After 82 consecutive days of resistance against the Kremlin forces, the wounded soldiers who have defended their position at the Azovstal steelworks in Mariupol until the last day, began to be evacuated to territories controlled by Moscow on Monday night to receive medical treatment. , as initially stated by the Russian Ministry of Defense, information later corroborated by the Government of kyiv. “There can be no other rescue formula than the one currently used. It was the only way out », affirmed the Ukrainian Deputy Minister of Defense, Hanna Malyar, who pointed out that thanks to her work « she gave us critical time to create defensive lines, form a reserve and other very important actions of the military operation ». Now, she continued, the bottom line is saving their lives.

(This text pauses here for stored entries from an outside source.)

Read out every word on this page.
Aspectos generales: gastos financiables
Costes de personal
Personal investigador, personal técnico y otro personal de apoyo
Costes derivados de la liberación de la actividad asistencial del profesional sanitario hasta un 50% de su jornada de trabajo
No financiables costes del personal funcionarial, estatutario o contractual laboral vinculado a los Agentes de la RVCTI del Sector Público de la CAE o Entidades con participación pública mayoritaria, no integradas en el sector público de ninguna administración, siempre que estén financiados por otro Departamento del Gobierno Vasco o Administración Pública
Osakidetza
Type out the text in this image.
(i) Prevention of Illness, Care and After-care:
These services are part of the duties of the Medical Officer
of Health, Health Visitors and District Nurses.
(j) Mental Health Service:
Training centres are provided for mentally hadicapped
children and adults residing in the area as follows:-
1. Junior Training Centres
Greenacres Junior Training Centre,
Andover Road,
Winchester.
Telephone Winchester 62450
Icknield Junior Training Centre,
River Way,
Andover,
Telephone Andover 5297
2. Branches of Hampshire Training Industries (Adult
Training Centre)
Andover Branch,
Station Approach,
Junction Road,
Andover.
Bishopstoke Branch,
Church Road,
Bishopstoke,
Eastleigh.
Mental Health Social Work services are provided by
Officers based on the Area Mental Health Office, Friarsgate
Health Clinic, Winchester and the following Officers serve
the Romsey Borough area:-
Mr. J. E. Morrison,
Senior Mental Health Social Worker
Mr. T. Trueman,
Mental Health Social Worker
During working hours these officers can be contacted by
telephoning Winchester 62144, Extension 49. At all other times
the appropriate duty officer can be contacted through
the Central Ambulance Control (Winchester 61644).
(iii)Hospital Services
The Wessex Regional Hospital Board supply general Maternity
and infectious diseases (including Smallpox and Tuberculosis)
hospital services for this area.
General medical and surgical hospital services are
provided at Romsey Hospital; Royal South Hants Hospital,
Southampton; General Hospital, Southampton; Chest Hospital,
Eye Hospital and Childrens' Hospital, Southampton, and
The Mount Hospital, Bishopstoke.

According to the agreement reached by both sides, some 260 wounded soldiers would be evacuated to Novoazovsk and Olenevka. During the early hours, around a dozen buses with Russian escort left Azovstal. Images from agencies and local media showed dozens of soldiers bandaged and on stretchers. Some, missing some limb of the body, such as an arm or a leg.
Five buses and an armored personnel carrier, as published by Reuters on Tuesday, transported 53 seriously wounded soldiers to a hospital in Novoazovsk, about 40 kilometers from Mariúpol, in the Donetsk region, in an area under the domination of pro-Russian separatists. They have controlled territories in eastern Ukraine since 2014, when Russia annexed the Crimean peninsula. Located on the coast of the Sea of Azov, the city has around 11,000 inhabitants in an area of 8 square kilometers.
On the other hand, 211 defenders were transferred through a humanitarian corridor to a hospital in Olenevka, a city located in the Volnovaja district, also in the Donetsk region and controlled by the pro-Russian rebels. This is a somewhat smaller location than the first. It has just 4.7 square kilometers and is home to around 4,700 residents. It is a center of agricultural, livestock and food industry production such as bakery and pasta.
His return home will not be as quick as the families of those affected expected. It will be necessary to wait, first, for his health to improve and, later, to negotiate with Moscow his return to territory controlled by Ukrainian troops. "Once their condition stabilizes, we will exchange them for Russian prisoners of war," Ukrainian Deputy Prime Minister Irina Vereshuk announced in a statement. "We are working on the next stages of the humanitarian operation," she added.
Meanwhile, families wait for the time to embrace their "heroes" again. "They fulfilled their mission 200% and we need them alive," said Natalya Zaritskaya, the wife of one of the Azovstal fighters.